Study objectives: Bronchus-associated lymphoid tissue (BALT) is well defined in animals. In humans, however, BALT has been reported to be inducible under pathologic conditions, such as chronic respiratory infection, although it is not present in healthy adults. Thus, induced BALT is considered to be involved in the mucosal immunity of the human lung under these conditions. However, there have been few studies to investigate BALT development in hypersensitivity pneumonitis. The aim of this study was to examine the presence of BALT in hypersensitivity pneumonitis, especially in its chronic form.
Methods: The subjects included five patients with chronic hypersensitivity pneumonitis (CHP) diagnosed from clinical and histologic findings. We investigated histologically the development of BALT in these patients. Further, the cellular distribution of BALT was also examined by immunohistochemistry.
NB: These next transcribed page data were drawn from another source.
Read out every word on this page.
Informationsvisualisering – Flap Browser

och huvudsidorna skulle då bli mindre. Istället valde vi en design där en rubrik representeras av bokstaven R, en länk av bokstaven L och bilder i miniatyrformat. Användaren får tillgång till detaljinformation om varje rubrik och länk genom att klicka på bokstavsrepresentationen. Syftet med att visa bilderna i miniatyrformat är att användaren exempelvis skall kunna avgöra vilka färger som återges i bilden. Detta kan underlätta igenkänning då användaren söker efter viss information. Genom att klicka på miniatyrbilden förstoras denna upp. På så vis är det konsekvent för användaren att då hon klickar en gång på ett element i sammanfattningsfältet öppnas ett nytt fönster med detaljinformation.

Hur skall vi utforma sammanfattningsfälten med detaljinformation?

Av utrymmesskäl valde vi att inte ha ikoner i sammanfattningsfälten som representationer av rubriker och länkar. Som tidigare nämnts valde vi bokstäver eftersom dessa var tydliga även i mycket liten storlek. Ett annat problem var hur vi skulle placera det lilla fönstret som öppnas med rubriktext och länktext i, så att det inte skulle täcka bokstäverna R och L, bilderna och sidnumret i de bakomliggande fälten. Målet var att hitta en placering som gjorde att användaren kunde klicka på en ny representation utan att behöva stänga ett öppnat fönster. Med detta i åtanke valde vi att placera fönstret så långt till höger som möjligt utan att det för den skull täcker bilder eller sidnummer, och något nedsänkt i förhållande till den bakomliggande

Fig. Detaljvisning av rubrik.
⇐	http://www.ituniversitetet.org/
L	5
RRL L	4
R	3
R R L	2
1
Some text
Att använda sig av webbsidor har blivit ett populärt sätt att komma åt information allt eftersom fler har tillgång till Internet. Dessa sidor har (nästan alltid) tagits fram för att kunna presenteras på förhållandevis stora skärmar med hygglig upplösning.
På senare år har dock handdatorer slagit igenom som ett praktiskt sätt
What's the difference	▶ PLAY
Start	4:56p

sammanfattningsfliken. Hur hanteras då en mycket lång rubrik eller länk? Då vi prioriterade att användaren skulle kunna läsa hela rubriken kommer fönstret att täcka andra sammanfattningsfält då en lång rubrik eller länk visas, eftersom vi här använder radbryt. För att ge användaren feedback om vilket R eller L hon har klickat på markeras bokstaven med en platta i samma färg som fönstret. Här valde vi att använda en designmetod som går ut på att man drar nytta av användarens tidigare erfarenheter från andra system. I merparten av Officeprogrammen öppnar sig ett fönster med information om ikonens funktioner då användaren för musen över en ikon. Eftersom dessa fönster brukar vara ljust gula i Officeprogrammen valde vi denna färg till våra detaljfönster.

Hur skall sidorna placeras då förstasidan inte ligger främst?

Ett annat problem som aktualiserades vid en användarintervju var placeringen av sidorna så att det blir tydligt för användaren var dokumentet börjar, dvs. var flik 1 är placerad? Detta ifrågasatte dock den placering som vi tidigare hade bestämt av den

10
Results: BALT was present in three of five patients with CHP. Immunohistochemical examination revealed the follicular area of BALT to be composed mainly of B cells, while the parafollicular area comprised predominantly T cells. Centroblasts located in the germinal center of BALT expressed Ki-67 antigen, a marker of cell proliferation, suggesting that these cells were actively proliferating after antigenic stimulation. Cells expressing bcl-2, which is present primarily on memory B cells, were confined to the follicular area, devoid of any germinal centers. S-100-positive, CD1a-negative interdigitating dendritic cells were observed in the dome area of BALT.
Conclusions: These observations suggest that chronic antigenic stimulation and/or inflammation in CHP may cause BALT development, which, in turn, is likely to play an important role in the mucosal immune response of this disease.